How will we get back to the hotel, she worries. It’s the Dallas fairgrounds, not the ends of the earth, I say. I am full of this experience, the exotic strange place I’ve landed in. I want to enjoy the here and now, I don’t want to worry about later. But I do want to take care of her.
I’ll get you home, I tell her. And I see her relax a tiny bit. This is how our friendship starts. She trusts me. So I have to come through for her.
I hear Spanish being spoken by a group of men nearby, drinking Lone Star beer from bottles. I go over, light up my cigar, speak Spanish to them, of course—compliment their outfits, the party, ask them where they’re from, joke with them about the wild and crazy librarians who crashed their party. When they are all laughing and talking, I ask where are the lesbians? Don’t women two-step together in Texas?
They have their own parties, they say.
Where? Maybe we’ll crash that one too. I’m joking, but they take me seriously.
We don’t know where. Sorry, sorry, we don’t know. They are so apologetic for being bad hosts. This country hospitality thing is real. It’s time to ask about calling a cab.
No no, you don’t need to take a cab. You’re our guests. We’ll drive you back to your hotel, the guys say. We’re still speaking Spanish.
Are you sure it’s no trouble?
We take care of each other, the guys say. We’re all brothers and sisters here tonight.

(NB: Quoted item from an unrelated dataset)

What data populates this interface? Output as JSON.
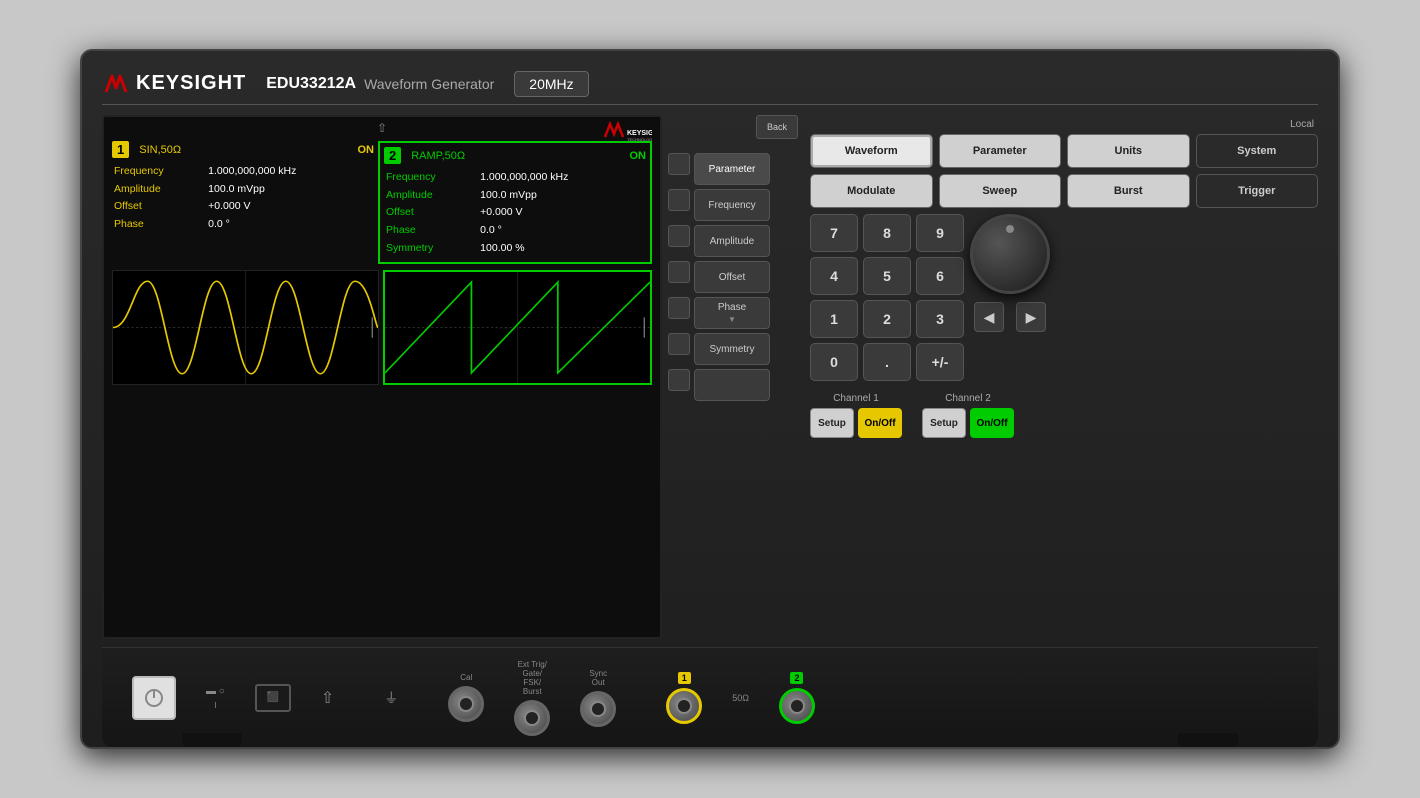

So that’s how I get Krissie home, another ride in a pickup truck but this time in the back seat, properly buckled up. We listen to loud Mexican music, with the leather guy and me singing along.
She has to listen to us speak Spanish the whole way home. It’s the least I can do for the driver, a courtly young guy who makes me laugh. I ask him how it is for gay men in Dallas and he tells me funny stories about closeted cops and judges, some of them dancing with us tonight. He says there is a priest there who comes out every Saturday night and says Mass the next morning at 8 a.m., sometimes not even having time to take a shower to wash off the night’s sins before giving Holy Communion. If there’s a bad side to being a gay man in a macho culture like Texas, he doesn’t speak of it. Which is fine with me. It’s a night for fun.
KRISSIE
She goes on and on in Spanish with him, shutting me out. It’s so rude. I cannot believe they keep it up. They both speak English. Why are they rubbing my face in the fact I speak only English and a little high school French? I feel stupid enough without them rubbing it in.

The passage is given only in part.